For bremelanotide users, the transient nature (resolving within 8-10 hours) and modest magnitude (6 mmHg systolic on average) make the risk manageable in people with normal baseline blood pressure. The FDA's contraindication for uncontrolled hypertension reflects the additive risk: a 6 mmHg increase on top of a systolic baseline of 160 mmHg pushes further into dangerous territory.
For Melanotan II users, the risk is less defined because doses are uncontrolled, purity is variable, and cardiovascular monitoring is absent. The same pharmacology applies, but the safety guardrails present in the bremelanotide clinical program do not exist in the gray market.
For setmelanotide users with genetic obesity, the chronic blood pressure effect must be balanced against the substantial weight loss benefit. Cardiovascular monitoring per the FDA label is not optional; it is the minimum safety requirement for sustained MC4R agonism.

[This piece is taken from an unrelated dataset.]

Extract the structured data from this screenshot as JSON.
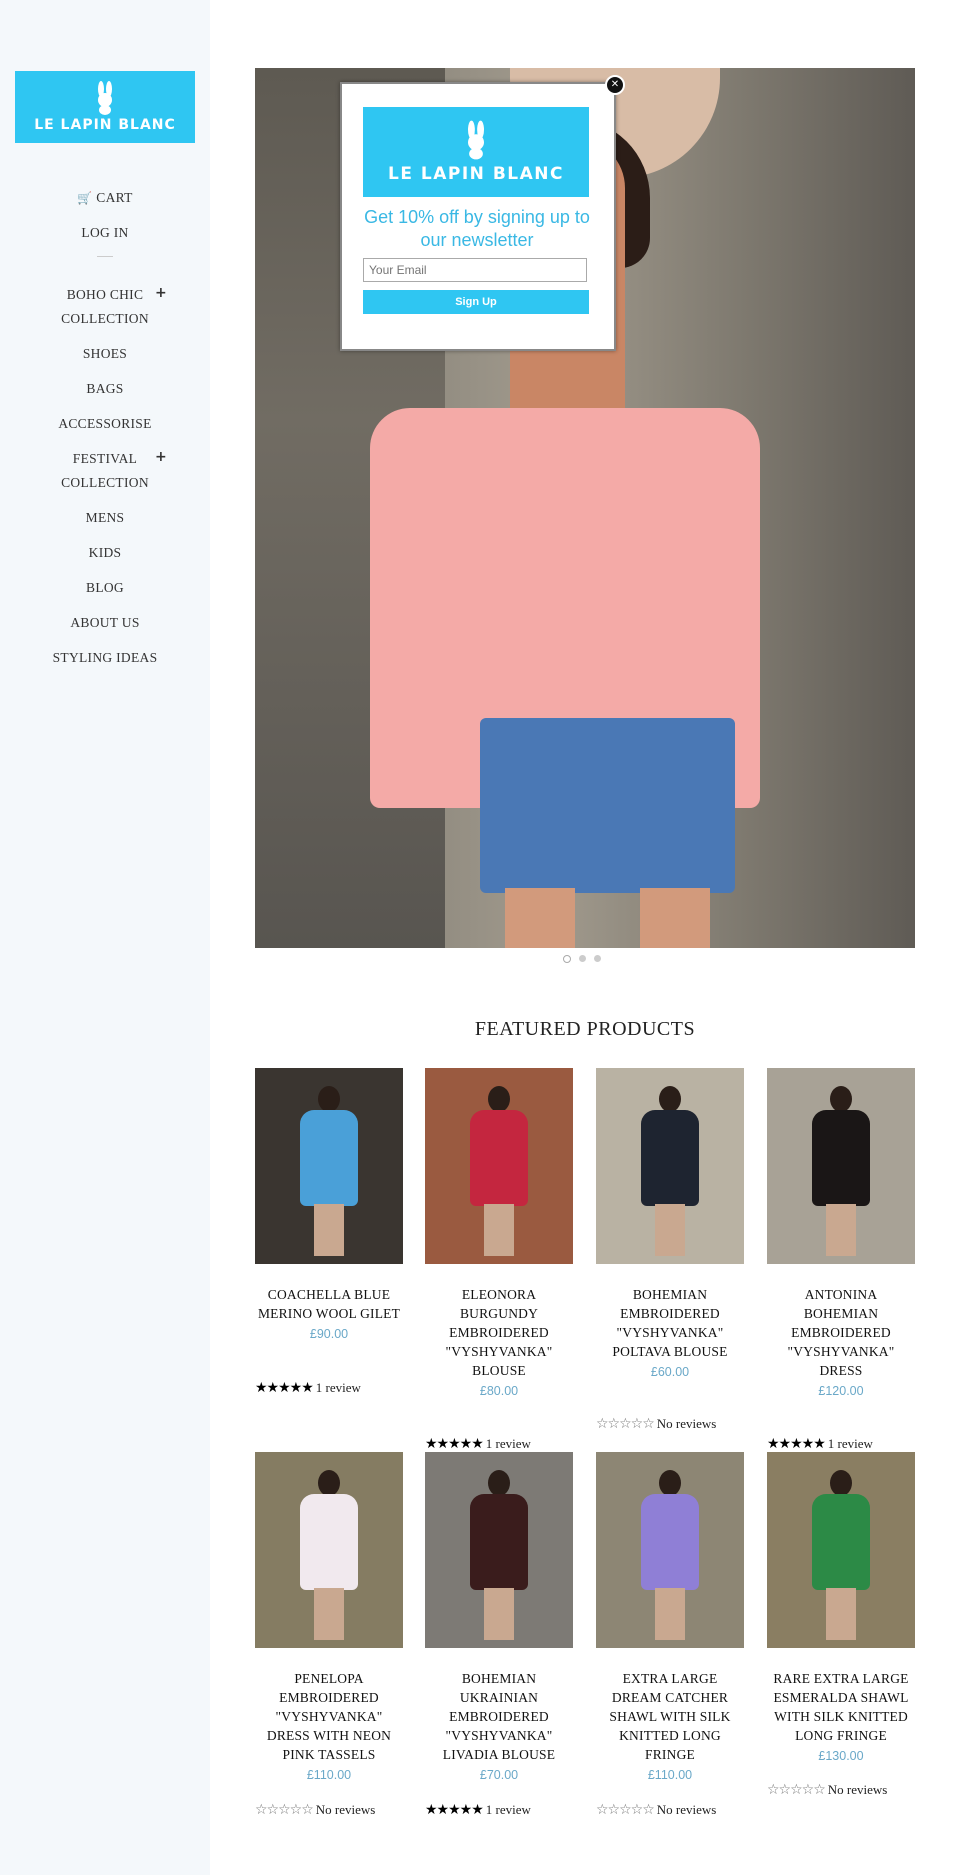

For the obesity drug development field, the MC4R blood pressure effect is a design constraint that shapes the next generation of melanocortin-based therapeutics. Dual agonists, subthreshold dosing strategies, MC3R-selective approaches, and biased agonists all represent attempts to capture the metabolic benefits of melanocortin signaling while minimizing its cardiovascular cost. The ideal melanocortin-based obesity drug would suppress appetite, promote satiety, and enhance energy expenditure without increasing sympathetic tone to the heart and vasculature. No molecule has achieved this separation in humans, but the strategies described above suggest it may be pharmacologically possible.
Chawathe et al. (2026) investigated the stability profile of a therapeutic alpha-MSH analog, examining how storage conditions and formulation affect the peptide's integrity. Stability matters for cardiovascular safety because degradation products of melanocortin peptides may have altered receptor selectivity, potentially shifting the MC4R/MC3R activation ratio and producing unpredictable blood pressure effects.[14]
The Bottom Line
Melanocortin peptides that activate MC4R raise blood pressure through direct stimulation of the sympathetic nervous system. This is documented in bremelanotide clinical trials (6 mmHg systolic increase), confirmed by human genetics (lower hypertension prevalence in MC4R-deficient individuals), and represents a fundamental pharmacological property of MC4R agonism rather than an avoidable side effect. Current drug development strategies aim to separate the metabolic and sexual function benefits of melanocortin signaling from its cardiovascular effects through combination approaches, subthreshold dosing, and receptor-selective design.